Buttigieg, who would become the first openly gay person confirmed by the Senate to a Cabinet post, will also look to ensure that a Transportation Department that he helms would prioritize safety for travelers, particularly as concerns grow about the worsening spread of COVID-19.

Biden has already signed an executive order mandating mask-wearing on all interstate travel.

“Safety is the foundation of the department’s mission, and it takes on new meaning amid this pandemic. We must ensure all of our transportation systems — from aviation to public transit, to our railways, roads, ports, waterways, and pipelines — are managed safely during this critical period, as we work to defeat the virus,” Buttigieg will say.

Just one Biden Cabinet official — Director of National Intelligence Avril Haines — has been confirmed, a lower number of top aides than several of Biden’s predecessors had confirmed on their first days in office.

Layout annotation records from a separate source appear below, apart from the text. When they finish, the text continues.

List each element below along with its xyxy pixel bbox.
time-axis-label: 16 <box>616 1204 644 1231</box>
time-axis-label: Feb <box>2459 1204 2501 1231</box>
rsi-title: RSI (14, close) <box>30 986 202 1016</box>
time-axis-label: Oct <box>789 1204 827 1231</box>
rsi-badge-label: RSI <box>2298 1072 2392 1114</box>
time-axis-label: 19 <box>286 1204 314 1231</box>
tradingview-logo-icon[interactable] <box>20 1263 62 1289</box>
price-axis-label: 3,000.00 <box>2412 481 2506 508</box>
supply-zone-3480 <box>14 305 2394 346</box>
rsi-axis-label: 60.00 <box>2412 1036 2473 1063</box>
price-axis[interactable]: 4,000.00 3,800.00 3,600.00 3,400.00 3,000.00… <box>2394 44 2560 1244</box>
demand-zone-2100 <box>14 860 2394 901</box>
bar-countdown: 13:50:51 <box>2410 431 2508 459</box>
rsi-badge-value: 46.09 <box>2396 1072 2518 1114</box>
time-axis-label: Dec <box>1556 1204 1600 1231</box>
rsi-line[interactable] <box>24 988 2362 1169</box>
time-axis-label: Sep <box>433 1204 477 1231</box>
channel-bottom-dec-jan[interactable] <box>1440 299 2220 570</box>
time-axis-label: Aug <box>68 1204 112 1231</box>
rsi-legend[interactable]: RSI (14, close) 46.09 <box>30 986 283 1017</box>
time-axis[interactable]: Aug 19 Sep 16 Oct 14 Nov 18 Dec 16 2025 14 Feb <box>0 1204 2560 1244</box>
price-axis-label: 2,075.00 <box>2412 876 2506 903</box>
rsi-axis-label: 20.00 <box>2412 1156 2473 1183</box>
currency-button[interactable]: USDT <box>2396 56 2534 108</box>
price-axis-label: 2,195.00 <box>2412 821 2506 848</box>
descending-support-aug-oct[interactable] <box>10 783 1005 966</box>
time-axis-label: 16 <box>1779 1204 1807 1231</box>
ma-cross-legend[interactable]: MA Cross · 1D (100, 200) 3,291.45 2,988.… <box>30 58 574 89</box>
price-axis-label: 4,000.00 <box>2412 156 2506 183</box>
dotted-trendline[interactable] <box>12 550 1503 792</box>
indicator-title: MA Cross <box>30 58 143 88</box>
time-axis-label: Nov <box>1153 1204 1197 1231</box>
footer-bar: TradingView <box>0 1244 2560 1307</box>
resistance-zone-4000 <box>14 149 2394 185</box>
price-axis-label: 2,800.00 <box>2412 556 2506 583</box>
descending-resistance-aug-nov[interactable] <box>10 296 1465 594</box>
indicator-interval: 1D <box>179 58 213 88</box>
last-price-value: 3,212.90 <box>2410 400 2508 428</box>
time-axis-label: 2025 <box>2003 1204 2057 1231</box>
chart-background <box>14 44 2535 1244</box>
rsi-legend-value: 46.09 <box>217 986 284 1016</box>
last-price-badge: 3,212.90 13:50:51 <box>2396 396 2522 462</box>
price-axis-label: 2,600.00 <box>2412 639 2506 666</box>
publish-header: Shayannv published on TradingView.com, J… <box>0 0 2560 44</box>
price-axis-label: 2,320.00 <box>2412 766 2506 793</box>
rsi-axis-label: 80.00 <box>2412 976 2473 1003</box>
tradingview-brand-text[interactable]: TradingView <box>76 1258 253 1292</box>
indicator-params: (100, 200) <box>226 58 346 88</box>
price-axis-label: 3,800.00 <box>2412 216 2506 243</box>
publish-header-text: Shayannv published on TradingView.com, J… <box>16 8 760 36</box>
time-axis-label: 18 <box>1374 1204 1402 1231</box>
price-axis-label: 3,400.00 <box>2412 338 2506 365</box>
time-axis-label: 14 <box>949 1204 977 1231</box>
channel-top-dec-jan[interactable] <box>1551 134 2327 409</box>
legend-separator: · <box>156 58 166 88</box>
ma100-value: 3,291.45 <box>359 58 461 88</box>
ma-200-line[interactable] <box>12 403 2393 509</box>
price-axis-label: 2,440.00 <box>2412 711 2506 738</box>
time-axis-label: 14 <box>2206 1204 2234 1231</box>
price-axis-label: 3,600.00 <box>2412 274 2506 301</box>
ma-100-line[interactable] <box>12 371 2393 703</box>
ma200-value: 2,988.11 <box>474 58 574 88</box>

Buttigieg is planning to take over the Transportation Department with a long to-do list as the White House is expected to want to go big on an infrastructure plan while also recognizing the challenges brought by the coronavirus. 

The administration has not laid out the specifics for its infrastructure plan yet, though Biden cast it as a priority while on the campaign trail. The Transportation Department is also anticipated to play a crucial role in moving forward the White House’s efforts to bring carbon emissions to net-zero by 2050 and address racial inequities.

The Transportation Department will also oversee the return of the Boeing 737 Max jet after two high-profile crashes set off a wave of safety concerns.

“Good transportation policy can play no less a role than making possible the American Dream, getting people and goods to where they need to be,” Buttigieg will say. “But I also recognize that at their worst, misguided policies and missed opportunities in transportation can reinforce racial and economic inequality, by dividing or isolating neighborhoods and undermining government’s basic role of empowering Americans to thrive.” 

Buttigieg faced criticism during his presidential campaign that he lacked the adequate experience to run for the White House, but he intends to rebut any similar criticism in his confirmation hearing. He will point to his tenure as mayor of South Bend and also his service in the war in Afghanistan as evidence that he is ready for the task ahead. 

“As a mayor from the industrial Midwest, I will bring a bottom-up perspective on transportation programs and funding. If confirmed, I look forward to working with our partners at the state, local, territorial, and tribal levels to find solutions to our infrastructure issues while we also prepare for the future of transportation at a time of great change,” he will say.